Intel has said it will ship its first 10nm server CPUs before year's end, but hasn't given much clarity about what 2020 volumes will look like. And it still hasn't said when it will start shipping 10nm desktop and HEDT CPUs.
Also, though this may be more of a long-term challenge given corporate inertia and lingering software compatibility issues, ARM-architecture server CPUs from the likes of Amazon Web Services (AWS), Marvell Technology (MRVL) and private Ampere Computing are likely to gain some share over time. AWS' recently-launched Graviton2 ARM CPU, which is available via aggressively-priced AWS cloud computing instances, has fared well against Intel and AMD server CPUs in some (though not all) popular benchmarks.

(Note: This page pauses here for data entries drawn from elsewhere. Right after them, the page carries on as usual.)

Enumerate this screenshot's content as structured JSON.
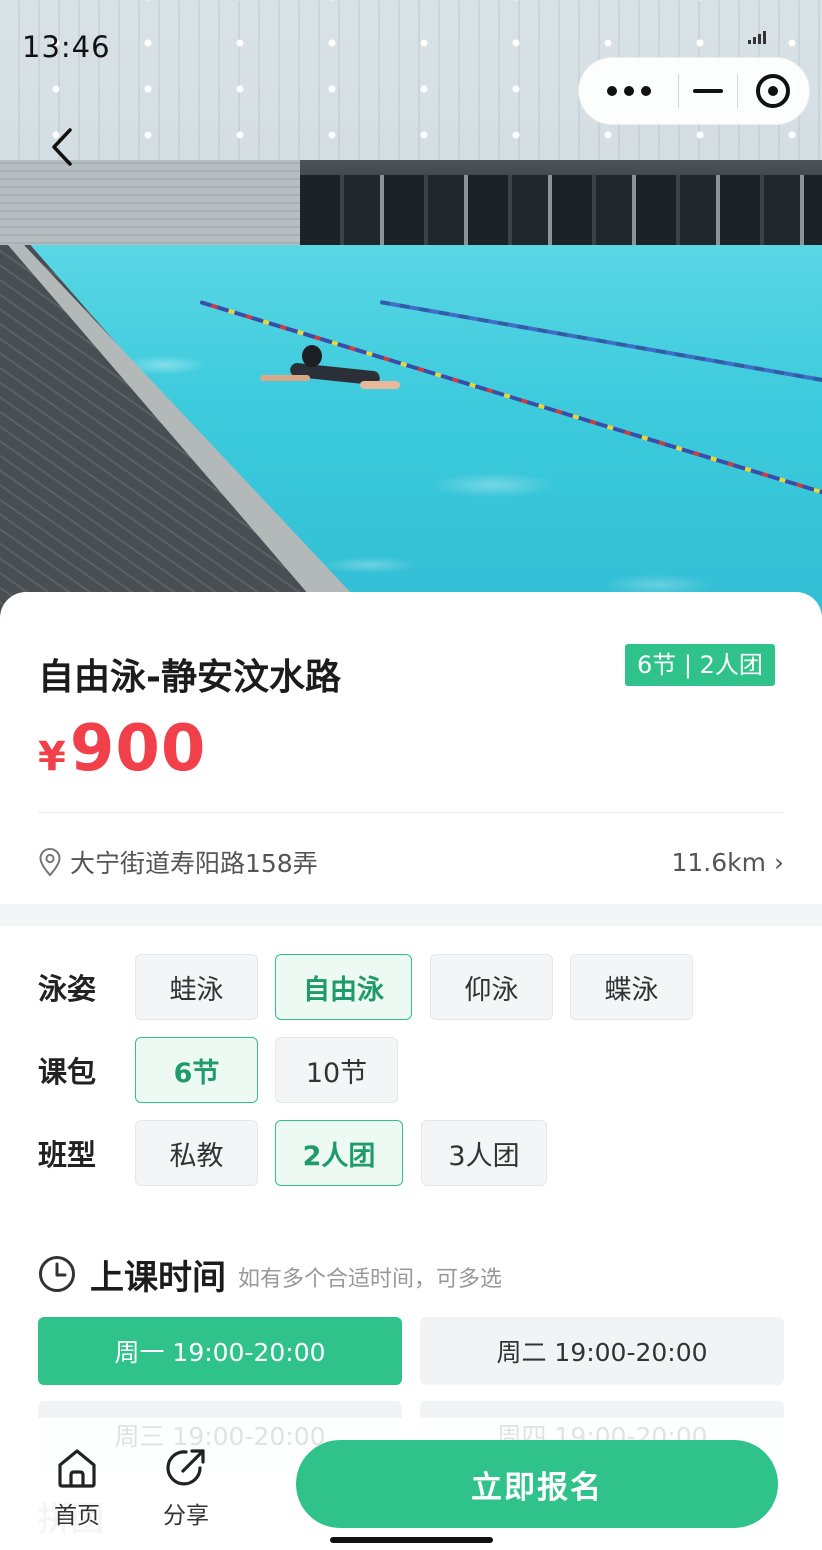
{
  "status_bar": {
    "time": "13:46"
  },
  "course": {
    "title": "自由泳-静安汶水路",
    "tag": "6节 | 2人团",
    "currency": "¥",
    "price": "900",
    "address": "大宁街道寿阳路158弄",
    "distance": "11.6km",
    "distance_arrow": "›"
  },
  "options": {
    "stroke": {
      "label": "泳姿",
      "items": [
        "蛙泳",
        "自由泳",
        "仰泳",
        "蝶泳"
      ],
      "selected": "自由泳"
    },
    "package": {
      "label": "课包",
      "items": [
        "6节",
        "10节"
      ],
      "selected": "6节"
    },
    "class_type": {
      "label": "班型",
      "items": [
        "私教",
        "2人团",
        "3人团"
      ],
      "selected": "2人团"
    }
  },
  "schedule": {
    "title": "上课时间",
    "hint": "如有多个合适时间，可多选",
    "slots": [
      "周一 19:00-20:00",
      "周二 19:00-20:00",
      "周三 19:00-20:00",
      "周四 19:00-20:00"
    ],
    "selected": "周一 19:00-20:00",
    "next_section_partial": "拼团"
  },
  "bottom_nav": {
    "home": "首页",
    "share": "分享",
    "cta": "立即报名"
  },
  "colors": {
    "accent_green": "#30c28b",
    "price_red": "#f2404a"
  },
  "icons": [
    "back-chevron-icon",
    "more-icon",
    "minimize-icon",
    "close-target-icon",
    "location-pin-icon",
    "clock-icon",
    "home-icon",
    "share-icon"
  ]
}
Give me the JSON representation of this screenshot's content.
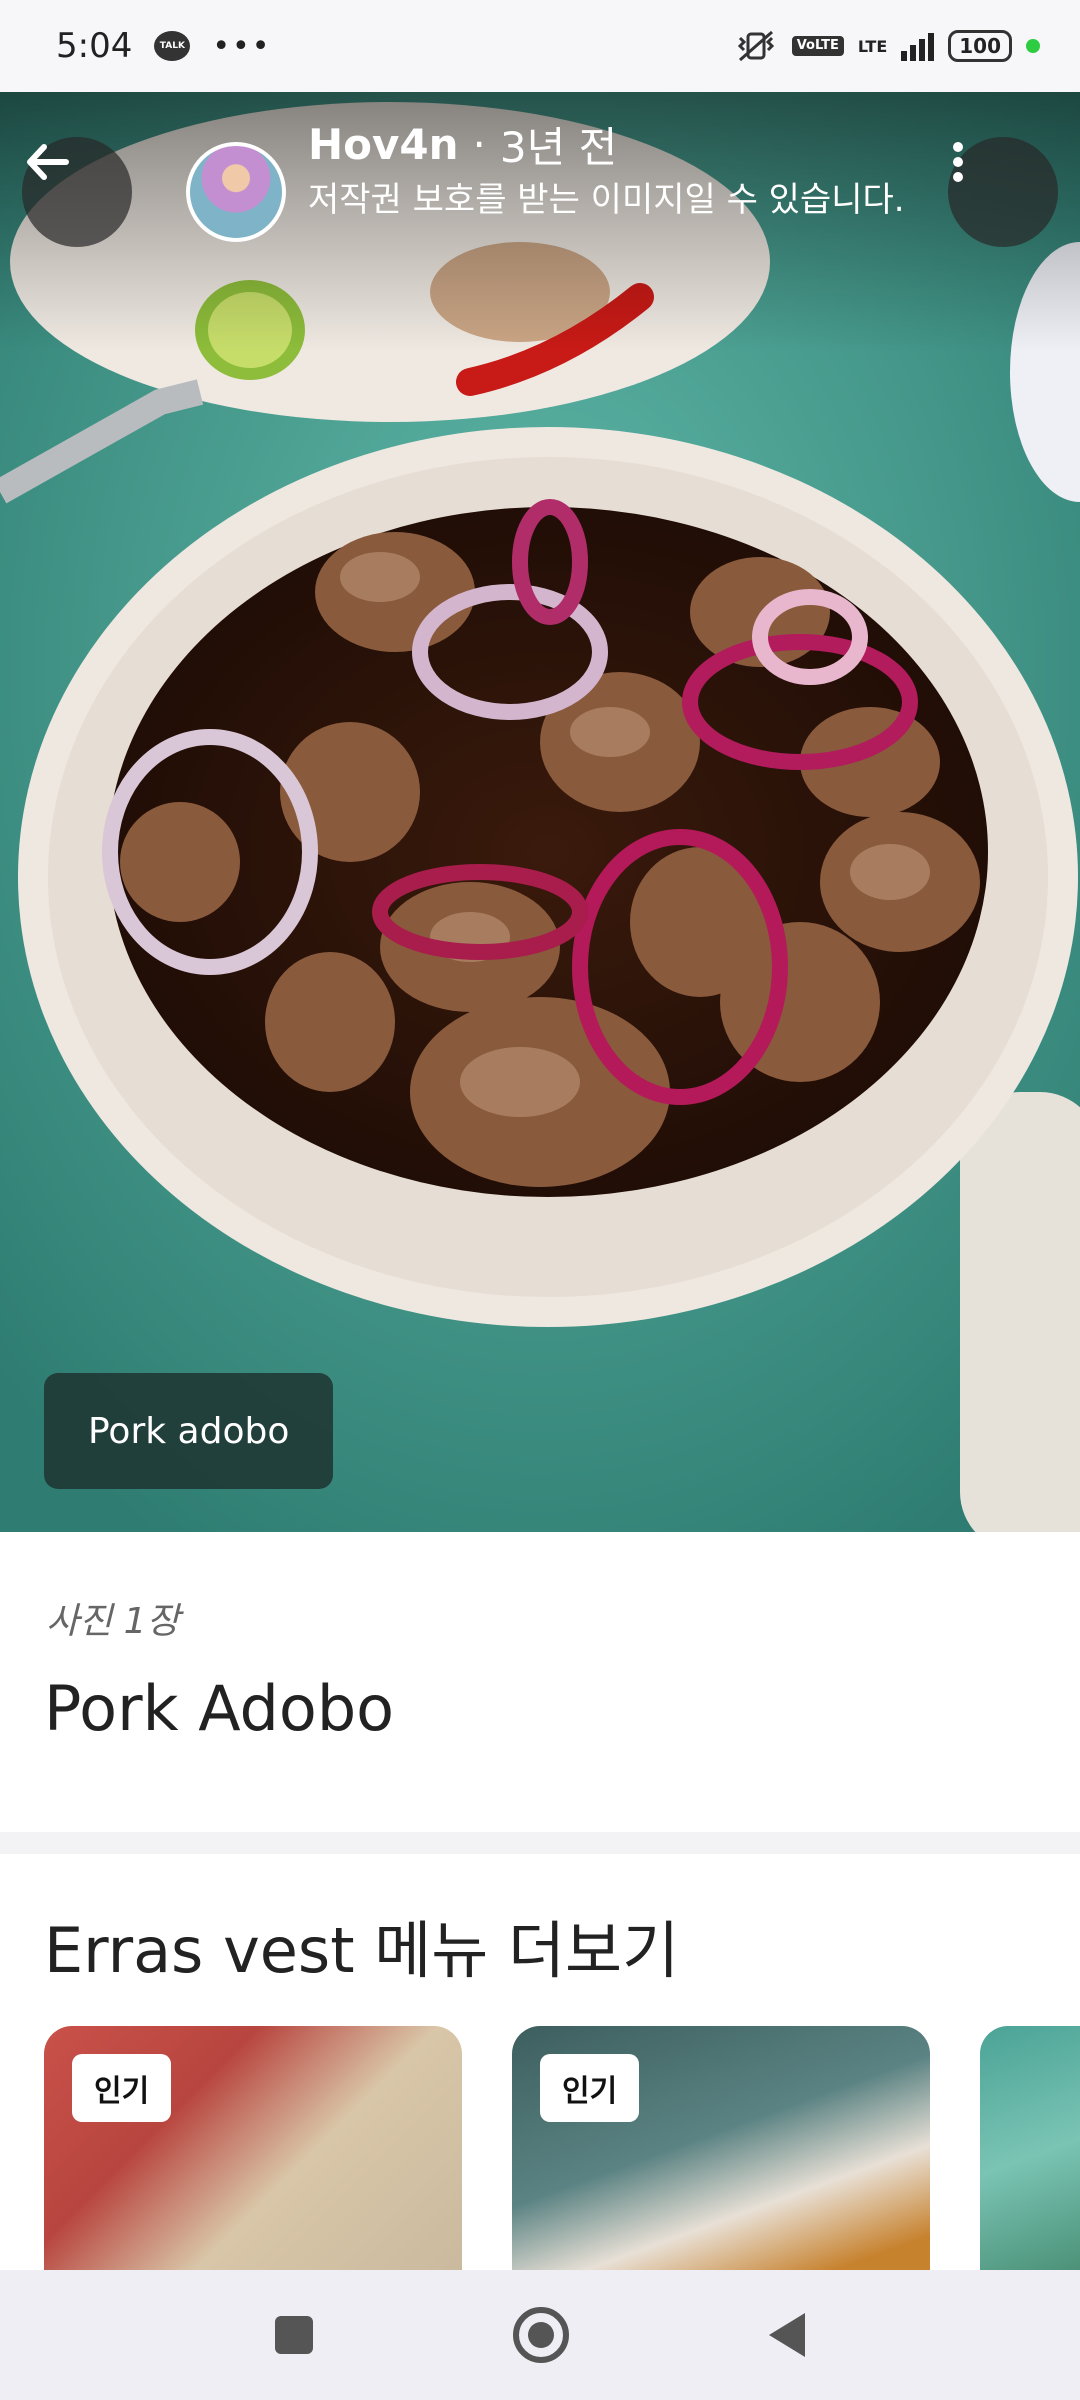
{
  "status_bar": {
    "time": "5:04",
    "talk_icon_label": "TALK",
    "more_dots": "•••",
    "volte_label": "VoLTE",
    "lte_label": "LTE",
    "battery_level": "100"
  },
  "photo": {
    "author_name": "Hov4n",
    "separator": "·",
    "posted_time": "3년 전",
    "copyright_notice": "저작권 보호를 받는 이미지일 수 있습니다.",
    "tag_label": "Pork adobo"
  },
  "info": {
    "photo_count": "사진 1장",
    "dish_name": "Pork Adobo"
  },
  "more_menu": {
    "title": "Erras vest 메뉴 더보기",
    "cards": [
      {
        "badge": "인기"
      },
      {
        "badge": "인기"
      },
      {
        "badge": ""
      }
    ]
  },
  "colors": {
    "accent_green": "#2ecc40",
    "overlay_tag": "#1e3430"
  }
}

Intel's stock is admittedly cheaper than that of many chip peers. But with Intel's free cash flow (FCF) now meaningfully below its earnings thanks to elevated capital spending, it's not quite as cheap as it might look at first glance. Intel's $280 billion enterprise value is equal to 17 times reported 2019 FCF of $16.9 billion, and 18 times both its 2020 and 2021 FCF consensus estimates, which each stand at $15.8 billion.
And between the macro and company-specific challenges Intel is facing right now, as well as its need to keep investing heavily in capex, there is arguably some downside risk to those FCF estimates.